Their 20 hectares (ca. 50 acres) of consolidated vineyards are organically cultivated according to the most modern methods. The Team of Johannishof estate strives to achieve a particularly pronounced type of Riesling wine. After careful vinification, the young wines develop in stainless steel tanks and oak casks in a hillside cellar that provides optimal conditions for aging high-quality, fruit-driven wines.
The Stodden family have been wine-growers in the Ahr Valley since 1578. In 1900, Alois Stodden began producing Spätburgunder (Pinot Noir) wines in his own cellars. Since then, the family’s philosophy has been to do everything in harmony with nature in order to finish a wine to perfection. Starting with stringent pruning, the Jean Stodden estate works to achieve quality rather than quantity. If there is still too much fruit on a vine, then unripe bunches are removed in the summer.
Late harvesting by hand and strict selection are standard operating procedures at Jean Stodden estate, as is gentle processing of the crop. Spätburgunder is stemmed and ferments up to 24 days. The young wines are deep in color and rich in tannins when they are put into large oak casks or for the finest wines, barriques. The most rewarding work at Jean Stodden estate is in producing terroir-driven Spätburgunder wines from a top site such as Recher Herrenberg.
The estate Jakob Jung has been owned by the family since 1799. After the early death of his father in 1969, Ludwig Jung became involved in operations as an 18-year-old, and took over the estate from his mother in 1974, after completing his master winemaker exams. He was responsible for running the estate until 2007. His youngest son and today’s proprietor, Alexander Johannes Jung, successfully graduated from Geisenheim as a viticultural engineer in early 2007.
Through additional property purchases in recent years, the estate Jakob Jung has expanded considerably and also acquired a more than 250-year-old stone cellar with a total length of 110 meters (360 ft), situated eight meters (26 ft) underground. It is ideal for carefully aging and storing the estate’s bottled wines of Jakob Jung.
In 1890, the Mainz banker Carl Gunderloch purchased an excellent vineyard on the Rhine, Nackenheimer Rothenberg. The Gunderloch estate was already one of the pioneers of quality wine production on the Rhine Front back then, and Carl Gunderloch a founding member of the VDP. The estate has been owned by the family for five generations; since 1986, Gunderloch’s great-great-granddaughter Agnes and her husband, Fritz Hasselbach, have been responsible for the estate.
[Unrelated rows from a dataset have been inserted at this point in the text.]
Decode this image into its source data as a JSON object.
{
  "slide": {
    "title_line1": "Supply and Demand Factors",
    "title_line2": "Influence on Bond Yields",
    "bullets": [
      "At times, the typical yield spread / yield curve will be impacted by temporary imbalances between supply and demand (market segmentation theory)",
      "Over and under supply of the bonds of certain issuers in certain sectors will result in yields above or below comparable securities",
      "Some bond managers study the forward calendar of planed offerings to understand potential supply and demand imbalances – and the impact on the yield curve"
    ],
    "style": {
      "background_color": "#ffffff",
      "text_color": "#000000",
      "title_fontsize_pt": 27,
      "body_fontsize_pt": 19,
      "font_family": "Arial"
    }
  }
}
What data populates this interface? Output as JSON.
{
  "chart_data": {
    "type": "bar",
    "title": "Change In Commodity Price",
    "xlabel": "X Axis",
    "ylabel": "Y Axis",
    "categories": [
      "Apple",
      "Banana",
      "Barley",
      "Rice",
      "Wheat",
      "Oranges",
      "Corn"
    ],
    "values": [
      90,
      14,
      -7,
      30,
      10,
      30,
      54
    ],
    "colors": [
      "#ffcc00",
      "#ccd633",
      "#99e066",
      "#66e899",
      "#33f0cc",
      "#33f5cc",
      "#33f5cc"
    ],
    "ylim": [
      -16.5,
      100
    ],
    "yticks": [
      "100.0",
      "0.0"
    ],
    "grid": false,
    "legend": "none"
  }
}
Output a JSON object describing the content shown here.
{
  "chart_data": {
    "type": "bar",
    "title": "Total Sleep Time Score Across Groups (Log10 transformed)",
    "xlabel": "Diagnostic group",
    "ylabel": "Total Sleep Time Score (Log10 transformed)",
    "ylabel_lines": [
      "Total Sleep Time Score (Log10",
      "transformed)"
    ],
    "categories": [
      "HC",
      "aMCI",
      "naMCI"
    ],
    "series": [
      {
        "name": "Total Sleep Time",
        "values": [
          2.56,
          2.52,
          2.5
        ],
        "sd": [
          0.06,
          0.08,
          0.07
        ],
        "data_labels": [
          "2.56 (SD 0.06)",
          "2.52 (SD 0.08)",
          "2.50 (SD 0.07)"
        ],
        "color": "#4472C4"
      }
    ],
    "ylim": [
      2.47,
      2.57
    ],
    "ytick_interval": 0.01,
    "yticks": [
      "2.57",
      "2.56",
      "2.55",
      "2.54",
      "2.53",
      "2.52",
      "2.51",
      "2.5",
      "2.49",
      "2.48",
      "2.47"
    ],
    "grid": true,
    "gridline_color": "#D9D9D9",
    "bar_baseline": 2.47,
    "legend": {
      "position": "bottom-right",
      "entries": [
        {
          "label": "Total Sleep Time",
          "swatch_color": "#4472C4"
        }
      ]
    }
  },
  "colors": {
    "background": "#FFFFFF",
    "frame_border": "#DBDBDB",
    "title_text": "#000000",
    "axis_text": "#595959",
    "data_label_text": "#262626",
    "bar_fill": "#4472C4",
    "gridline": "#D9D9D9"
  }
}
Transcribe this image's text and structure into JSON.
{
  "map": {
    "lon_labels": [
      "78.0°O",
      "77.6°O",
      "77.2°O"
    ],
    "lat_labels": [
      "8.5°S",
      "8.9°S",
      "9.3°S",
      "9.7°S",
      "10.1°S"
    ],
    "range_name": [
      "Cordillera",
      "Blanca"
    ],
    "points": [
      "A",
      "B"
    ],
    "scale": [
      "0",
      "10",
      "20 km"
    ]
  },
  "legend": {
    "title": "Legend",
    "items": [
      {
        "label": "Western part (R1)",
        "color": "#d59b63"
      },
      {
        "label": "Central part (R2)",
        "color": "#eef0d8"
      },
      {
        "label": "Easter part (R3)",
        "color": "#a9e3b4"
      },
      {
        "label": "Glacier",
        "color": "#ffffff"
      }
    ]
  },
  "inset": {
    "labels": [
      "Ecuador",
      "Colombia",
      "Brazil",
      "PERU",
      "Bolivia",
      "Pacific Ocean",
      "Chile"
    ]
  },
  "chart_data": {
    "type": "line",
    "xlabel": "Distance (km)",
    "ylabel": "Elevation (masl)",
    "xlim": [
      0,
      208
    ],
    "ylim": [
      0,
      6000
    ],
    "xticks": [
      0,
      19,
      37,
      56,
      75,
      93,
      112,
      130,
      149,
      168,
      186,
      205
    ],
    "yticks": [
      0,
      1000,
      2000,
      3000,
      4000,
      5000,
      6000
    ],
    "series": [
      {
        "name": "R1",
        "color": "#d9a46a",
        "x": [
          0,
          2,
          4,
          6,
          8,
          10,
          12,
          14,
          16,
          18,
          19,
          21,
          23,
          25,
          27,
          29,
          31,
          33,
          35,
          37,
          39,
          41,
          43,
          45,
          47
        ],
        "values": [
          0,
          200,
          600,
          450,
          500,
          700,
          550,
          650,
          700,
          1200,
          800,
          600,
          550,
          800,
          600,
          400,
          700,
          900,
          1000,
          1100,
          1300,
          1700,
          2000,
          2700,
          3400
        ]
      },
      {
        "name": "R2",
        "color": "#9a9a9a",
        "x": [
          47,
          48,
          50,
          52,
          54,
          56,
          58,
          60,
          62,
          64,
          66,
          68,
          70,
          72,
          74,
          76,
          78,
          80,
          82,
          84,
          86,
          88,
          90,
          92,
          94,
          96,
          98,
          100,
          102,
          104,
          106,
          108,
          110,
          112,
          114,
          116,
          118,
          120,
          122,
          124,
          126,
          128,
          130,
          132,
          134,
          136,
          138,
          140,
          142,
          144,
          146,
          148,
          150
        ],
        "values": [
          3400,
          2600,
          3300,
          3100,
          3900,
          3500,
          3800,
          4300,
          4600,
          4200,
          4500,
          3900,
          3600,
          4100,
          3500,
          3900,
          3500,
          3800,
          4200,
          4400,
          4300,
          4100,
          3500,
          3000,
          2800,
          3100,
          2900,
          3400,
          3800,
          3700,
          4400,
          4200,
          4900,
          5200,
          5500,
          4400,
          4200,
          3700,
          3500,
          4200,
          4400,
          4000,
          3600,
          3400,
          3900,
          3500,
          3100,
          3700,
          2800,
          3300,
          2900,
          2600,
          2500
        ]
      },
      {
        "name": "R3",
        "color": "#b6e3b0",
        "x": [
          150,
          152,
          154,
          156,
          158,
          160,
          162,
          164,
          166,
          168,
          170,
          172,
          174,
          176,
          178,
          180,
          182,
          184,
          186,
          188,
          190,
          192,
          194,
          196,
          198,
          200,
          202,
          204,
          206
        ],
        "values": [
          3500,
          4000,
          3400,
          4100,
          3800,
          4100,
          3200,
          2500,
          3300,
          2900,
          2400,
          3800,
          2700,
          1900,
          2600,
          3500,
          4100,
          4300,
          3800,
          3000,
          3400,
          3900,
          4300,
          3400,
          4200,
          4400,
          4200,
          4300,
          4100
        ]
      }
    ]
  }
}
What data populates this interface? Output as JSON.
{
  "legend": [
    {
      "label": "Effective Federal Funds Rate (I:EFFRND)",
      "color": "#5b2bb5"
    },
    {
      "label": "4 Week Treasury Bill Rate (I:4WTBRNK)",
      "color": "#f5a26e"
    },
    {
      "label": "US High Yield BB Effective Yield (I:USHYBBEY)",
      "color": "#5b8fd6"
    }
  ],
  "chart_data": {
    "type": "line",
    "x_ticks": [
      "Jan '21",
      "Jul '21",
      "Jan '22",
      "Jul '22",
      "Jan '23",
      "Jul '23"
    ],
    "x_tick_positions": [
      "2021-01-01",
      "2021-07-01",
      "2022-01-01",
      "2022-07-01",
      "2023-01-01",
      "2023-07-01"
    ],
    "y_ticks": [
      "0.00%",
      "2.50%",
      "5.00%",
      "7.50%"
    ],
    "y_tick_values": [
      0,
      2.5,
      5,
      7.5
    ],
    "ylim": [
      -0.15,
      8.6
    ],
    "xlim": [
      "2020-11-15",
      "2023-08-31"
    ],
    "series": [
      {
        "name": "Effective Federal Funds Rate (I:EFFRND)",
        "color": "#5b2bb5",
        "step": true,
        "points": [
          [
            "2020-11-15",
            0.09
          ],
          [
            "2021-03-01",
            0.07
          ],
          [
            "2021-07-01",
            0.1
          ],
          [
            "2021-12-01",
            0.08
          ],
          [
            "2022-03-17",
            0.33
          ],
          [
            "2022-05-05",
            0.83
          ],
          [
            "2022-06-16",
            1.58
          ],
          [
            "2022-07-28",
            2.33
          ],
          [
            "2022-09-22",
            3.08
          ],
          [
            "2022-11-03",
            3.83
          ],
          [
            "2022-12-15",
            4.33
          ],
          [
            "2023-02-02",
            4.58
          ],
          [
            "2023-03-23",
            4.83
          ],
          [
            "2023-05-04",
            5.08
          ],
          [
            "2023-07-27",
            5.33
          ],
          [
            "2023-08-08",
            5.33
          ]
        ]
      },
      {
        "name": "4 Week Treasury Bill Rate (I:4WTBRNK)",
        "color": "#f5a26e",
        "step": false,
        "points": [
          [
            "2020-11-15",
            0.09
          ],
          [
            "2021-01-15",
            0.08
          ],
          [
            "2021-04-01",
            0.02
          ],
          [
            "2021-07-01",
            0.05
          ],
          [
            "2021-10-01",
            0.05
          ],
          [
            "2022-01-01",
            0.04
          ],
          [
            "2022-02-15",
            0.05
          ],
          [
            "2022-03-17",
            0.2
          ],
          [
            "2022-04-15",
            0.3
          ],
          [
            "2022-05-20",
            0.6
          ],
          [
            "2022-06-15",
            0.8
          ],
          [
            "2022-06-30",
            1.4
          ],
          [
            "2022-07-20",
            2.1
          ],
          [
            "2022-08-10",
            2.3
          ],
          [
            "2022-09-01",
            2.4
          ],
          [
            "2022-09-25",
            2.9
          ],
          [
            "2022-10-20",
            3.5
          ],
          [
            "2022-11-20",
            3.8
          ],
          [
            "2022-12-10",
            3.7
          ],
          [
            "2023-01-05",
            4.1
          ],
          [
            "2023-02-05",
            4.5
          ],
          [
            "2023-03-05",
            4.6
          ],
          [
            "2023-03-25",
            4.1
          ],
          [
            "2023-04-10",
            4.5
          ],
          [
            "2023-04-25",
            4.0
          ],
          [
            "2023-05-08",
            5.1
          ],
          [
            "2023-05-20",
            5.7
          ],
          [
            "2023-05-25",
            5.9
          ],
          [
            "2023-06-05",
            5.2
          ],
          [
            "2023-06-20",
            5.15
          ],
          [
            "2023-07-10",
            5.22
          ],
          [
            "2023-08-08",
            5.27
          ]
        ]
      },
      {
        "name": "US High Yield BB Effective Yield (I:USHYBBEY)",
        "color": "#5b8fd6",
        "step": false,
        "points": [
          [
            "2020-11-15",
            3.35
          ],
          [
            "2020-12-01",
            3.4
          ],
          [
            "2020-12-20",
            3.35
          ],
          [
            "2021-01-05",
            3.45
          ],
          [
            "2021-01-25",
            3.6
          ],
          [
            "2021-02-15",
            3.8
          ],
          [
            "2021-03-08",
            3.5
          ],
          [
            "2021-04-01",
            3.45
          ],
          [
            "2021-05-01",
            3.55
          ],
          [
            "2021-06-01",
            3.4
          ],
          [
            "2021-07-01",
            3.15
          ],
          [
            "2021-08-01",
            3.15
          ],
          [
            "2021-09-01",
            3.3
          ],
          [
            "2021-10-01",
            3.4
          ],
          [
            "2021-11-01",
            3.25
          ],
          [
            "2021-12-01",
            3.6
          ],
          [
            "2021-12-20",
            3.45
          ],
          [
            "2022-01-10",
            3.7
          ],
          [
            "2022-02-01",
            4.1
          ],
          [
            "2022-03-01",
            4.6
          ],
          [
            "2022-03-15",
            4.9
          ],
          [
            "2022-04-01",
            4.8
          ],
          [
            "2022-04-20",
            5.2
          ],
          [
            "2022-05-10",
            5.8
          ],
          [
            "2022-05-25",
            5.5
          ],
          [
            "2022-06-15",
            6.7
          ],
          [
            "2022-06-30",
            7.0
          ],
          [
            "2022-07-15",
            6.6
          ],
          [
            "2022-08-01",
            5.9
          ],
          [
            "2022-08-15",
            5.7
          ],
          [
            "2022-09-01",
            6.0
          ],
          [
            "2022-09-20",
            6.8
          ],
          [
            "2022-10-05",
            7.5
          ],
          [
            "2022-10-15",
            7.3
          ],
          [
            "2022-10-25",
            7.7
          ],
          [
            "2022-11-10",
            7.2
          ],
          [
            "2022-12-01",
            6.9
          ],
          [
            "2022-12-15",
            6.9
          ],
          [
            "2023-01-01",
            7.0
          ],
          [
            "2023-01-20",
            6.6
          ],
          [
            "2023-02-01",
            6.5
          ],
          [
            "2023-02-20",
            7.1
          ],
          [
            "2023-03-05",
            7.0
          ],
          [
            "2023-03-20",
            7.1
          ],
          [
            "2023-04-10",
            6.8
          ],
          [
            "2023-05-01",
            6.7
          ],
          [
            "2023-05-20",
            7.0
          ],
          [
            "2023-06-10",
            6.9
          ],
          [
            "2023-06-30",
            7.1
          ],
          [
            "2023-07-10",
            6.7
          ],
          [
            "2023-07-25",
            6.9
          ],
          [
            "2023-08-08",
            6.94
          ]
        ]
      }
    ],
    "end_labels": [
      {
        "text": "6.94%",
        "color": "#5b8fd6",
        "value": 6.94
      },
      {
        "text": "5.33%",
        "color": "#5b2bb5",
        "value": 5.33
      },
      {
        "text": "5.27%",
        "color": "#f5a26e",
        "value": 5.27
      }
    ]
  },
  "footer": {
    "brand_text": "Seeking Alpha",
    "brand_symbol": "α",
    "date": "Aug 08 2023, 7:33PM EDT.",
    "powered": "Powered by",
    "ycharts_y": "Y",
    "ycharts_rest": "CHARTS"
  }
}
Their wines of Gunderloch have repeatedly won the highest international awards. The Rieslings from Nackenheim and Nierstein grow in classified sites on the „Roter Hang“ (red slope), whose stony soils are millions of years old. It’s important to Fritz Hasselbach to optimally express terroir. He fully appreciates the fact that his vineyards are his greatest asset, and he feels obligated to bring them to life, year after year.
The estate Grans-Fassian has been owned by the family since 1624. Today, its 9.5 hectares (23.5 acres) of vineyards are planted 88 percent with Riesling, 10 percent Weissburgunder, and 2 percent Grauburgunder. Conscientious care of the vineyards, selective harvesting, gentle processing, slow and cool fermentation, lengthy aging on the lees, and individual vinification and aging in stainless steel or oak casks – all of these steps at Grans-Fassian estate are part of producing pure, clear-cut wines that embody their vineyard and grape of origin.
The steep slopes along the Moselle create a perfect microclimate for Riesling. The interplay of climate, vineyard terroir, and age of the vines are the most important prerequisites for outstanding wines at Grans-Fassian estate. These requirements are met and coupled with many years of experience, at Gerhard Grans‘ estate.